Protracted sequences of chattering, naked witches, hairy roaring demons that do nothing at all and unfeasibly awkward dialogue are only the tip of an inane iceberg. By the time a finale that paints the destruction of innocence and descent towards hell and armageddon as a music video montage featuring rock chicks dancing on goats, sitting amongst masturbating demon-priests and booty grinding against tongue-waggling corpse-painted Black Metal musicians is even half way done, The Lords of Salem has already been catapulted so savagely beyond the line of unintentional amusement that any previous graces it may have stacked up are almost rendered irrelevant.

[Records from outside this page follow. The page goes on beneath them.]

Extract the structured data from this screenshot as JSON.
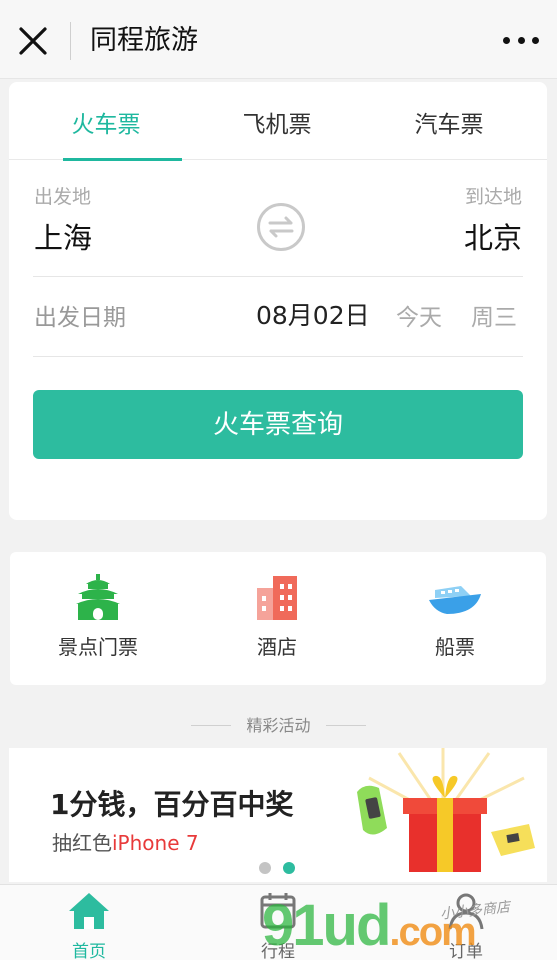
{
  "titlebar": {
    "title": "同程旅游",
    "close_icon": "close-icon",
    "more_icon": "more-dots-icon"
  },
  "tabs": [
    {
      "label": "火车票",
      "active": true
    },
    {
      "label": "飞机票",
      "active": false
    },
    {
      "label": "汽车票",
      "active": false
    }
  ],
  "route": {
    "from_label": "出发地",
    "from_city": "上海",
    "to_label": "到达地",
    "to_city": "北京",
    "swap_icon": "swap-arrows-icon"
  },
  "date": {
    "label": "出发日期",
    "value": "08月02日",
    "today": "今天",
    "weekday": "周三"
  },
  "search_button": "火车票查询",
  "services": [
    {
      "label": "景点门票",
      "icon": "temple-icon",
      "color": "#2db34a"
    },
    {
      "label": "酒店",
      "icon": "hotel-building-icon",
      "color": "#f06a5a"
    },
    {
      "label": "船票",
      "icon": "ship-icon",
      "color": "#3aa0e8"
    }
  ],
  "activities_title": "精彩活动",
  "banner": {
    "title": "1分钱，百分百中奖",
    "subtitle_prefix": "抽红色",
    "subtitle_highlight": "iPhone 7",
    "slide_count": 2,
    "active_slide": 2
  },
  "bottom_nav": [
    {
      "label": "首页",
      "icon": "home-icon",
      "active": true
    },
    {
      "label": "行程",
      "icon": "calendar-icon",
      "active": false
    },
    {
      "label": "订单",
      "icon": "user-icon",
      "active": false
    }
  ],
  "watermark": {
    "text": "91ud",
    "suffix": ".com",
    "script": "小小多商店"
  },
  "colors": {
    "accent": "#1fb89f",
    "button": "#2dbc9f",
    "highlight_red": "#e83a3a"
  }
}
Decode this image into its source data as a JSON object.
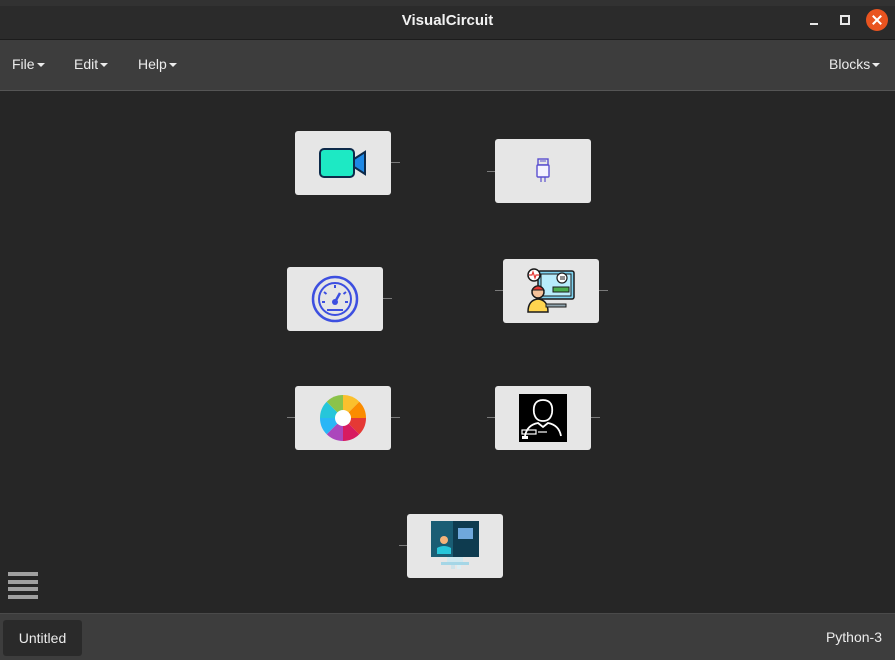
{
  "window": {
    "title": "VisualCircuit"
  },
  "menubar": {
    "file_label": "File",
    "edit_label": "Edit",
    "help_label": "Help",
    "blocks_label": "Blocks"
  },
  "blocks": [
    {
      "icon": "camera-icon"
    },
    {
      "icon": "usb-drive-icon"
    },
    {
      "icon": "speedometer-icon"
    },
    {
      "icon": "data-analyst-icon"
    },
    {
      "icon": "color-wheel-icon"
    },
    {
      "icon": "face-detection-icon"
    },
    {
      "icon": "screen-display-icon"
    }
  ],
  "statusbar": {
    "tab_label": "Untitled",
    "kernel_label": "Python-3"
  },
  "colors": {
    "accent_close": "#e95420",
    "canvas_bg": "#262626",
    "block_bg": "#e6e6e6"
  }
}
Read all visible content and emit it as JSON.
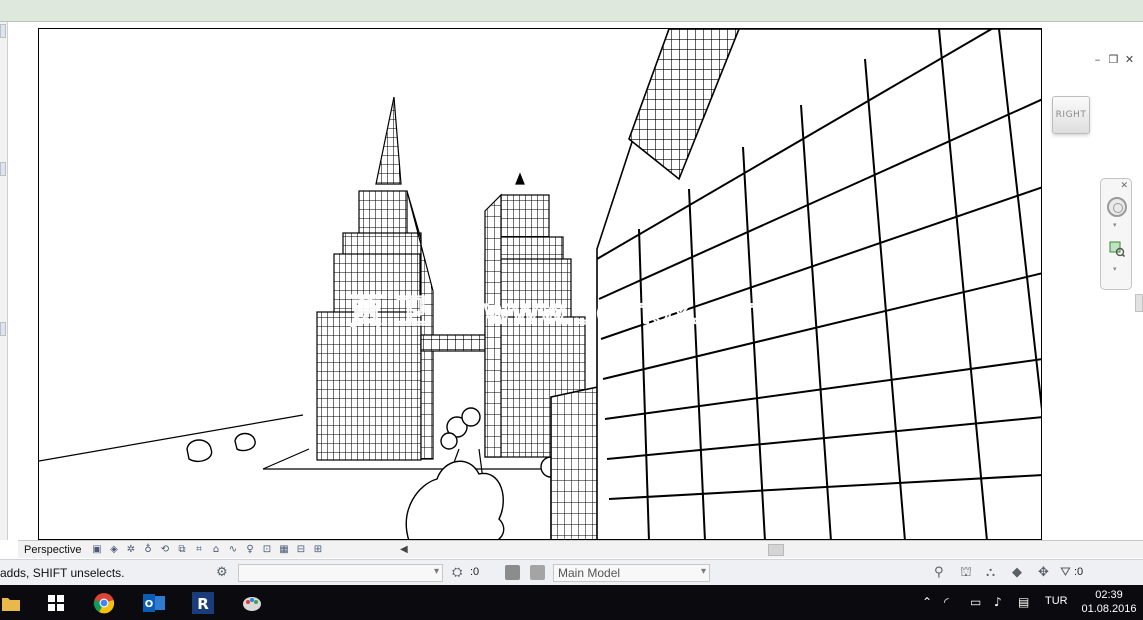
{
  "view": {
    "name": "Perspective",
    "viewcube_face": "RIGHT",
    "watermark": "贾 卫 网 www.3dmox.com"
  },
  "window_controls": {
    "minimize": "–",
    "restore": "❐",
    "close": "✕"
  },
  "status": {
    "hint": "adds, SHIFT unselects.",
    "design_option_count": ":0",
    "model": "Main Model",
    "filter_count": ":0"
  },
  "taskbar": {
    "apps": [
      "file-explorer-icon",
      "store-icon",
      "chrome-icon",
      "outlook-icon",
      "revit-icon",
      "paint-icon"
    ],
    "language": "TUR",
    "time": "02:39",
    "date": "01.08.2016"
  },
  "colors": {
    "title_strip": "#dfe8dc",
    "taskbar": "#0b0b0f",
    "status_bar": "#eef0f3"
  }
}
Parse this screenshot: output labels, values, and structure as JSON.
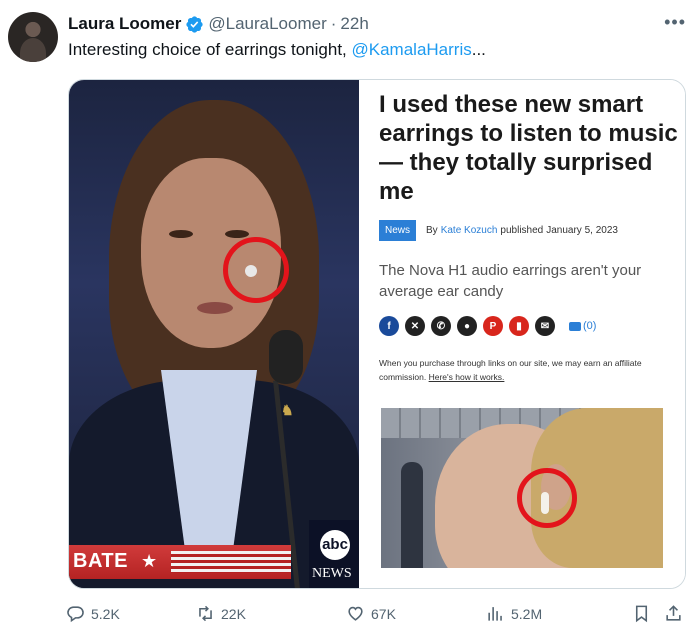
{
  "tweet": {
    "author_name": "Laura Loomer",
    "handle": "@LauraLoomer",
    "separator": "·",
    "time": "22h",
    "text": "Interesting choice of earrings tonight, ",
    "mention": "@KamalaHarris",
    "ellipsis": "..."
  },
  "media": {
    "left_image": {
      "lower_third_text": "BATE",
      "network_label": "NEWS",
      "network_logo": "abc"
    },
    "article": {
      "headline": "I used these new smart earrings to listen to music — they totally surprised me",
      "tag": "News",
      "by_label": "By",
      "author": "Kate Kozuch",
      "published_label": "published",
      "date": "January 5, 2023",
      "subhead": "The Nova H1 audio earrings aren't your average ear candy",
      "comments": "(0)",
      "disclaimer": "When you purchase through links on our site, we may earn an affiliate commission.",
      "disclaimer_link": "Here's how it works."
    }
  },
  "actions": {
    "replies": "5.2K",
    "reposts": "22K",
    "likes": "67K",
    "views": "5.2M"
  }
}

Yet not quite. For those interested in the art house flavour and Zombie’s interpretation of European style, there’s enough here to maintain interest — and, as mentioned, the film looks absolutely gorgeous. Similarly impressive is John 5’s brooding score, which nicely underpins the devilish undercurrent of bad things to come — even if it is over-eager in its attempts to generate fear where the imagery only manages chuckles or a confused shake of the head.
It would seem that there was simply too much artistic ambition packed into the The Lords of Salem, and no way to make it work without disjointing the entire affair. It should be noted that scenes involving some lauded actors such as Udo Kier are nowhere to be found, or relegated to “blink and you’ll miss it” moments of screen time, and the press pack includes a long synopsis/treatment of the film’s storyline that bears little resemblance to the actual unfolding of events on-screen. Was it shot to the format of this treatment and subsequently edited to incoherence? Who knows. Promise regularly abounds during The Lords of Salem, but it’s far too willing to stop at random and watch itself masturbating in the mirror than to focus on delivering the chills.
Entertainment One’s UK DVD release of The Lords of Salemis well presented in terms of video and audio, with a 5.1 mix that showcases the uneasy drones of John 5’s score very well indeed. On the extras front, it’s almost bare bones with only a trailer to offer. That’s a shame, as this is one bad movie that would most certainly earn itself a repeat viewing had an audio commentary been available.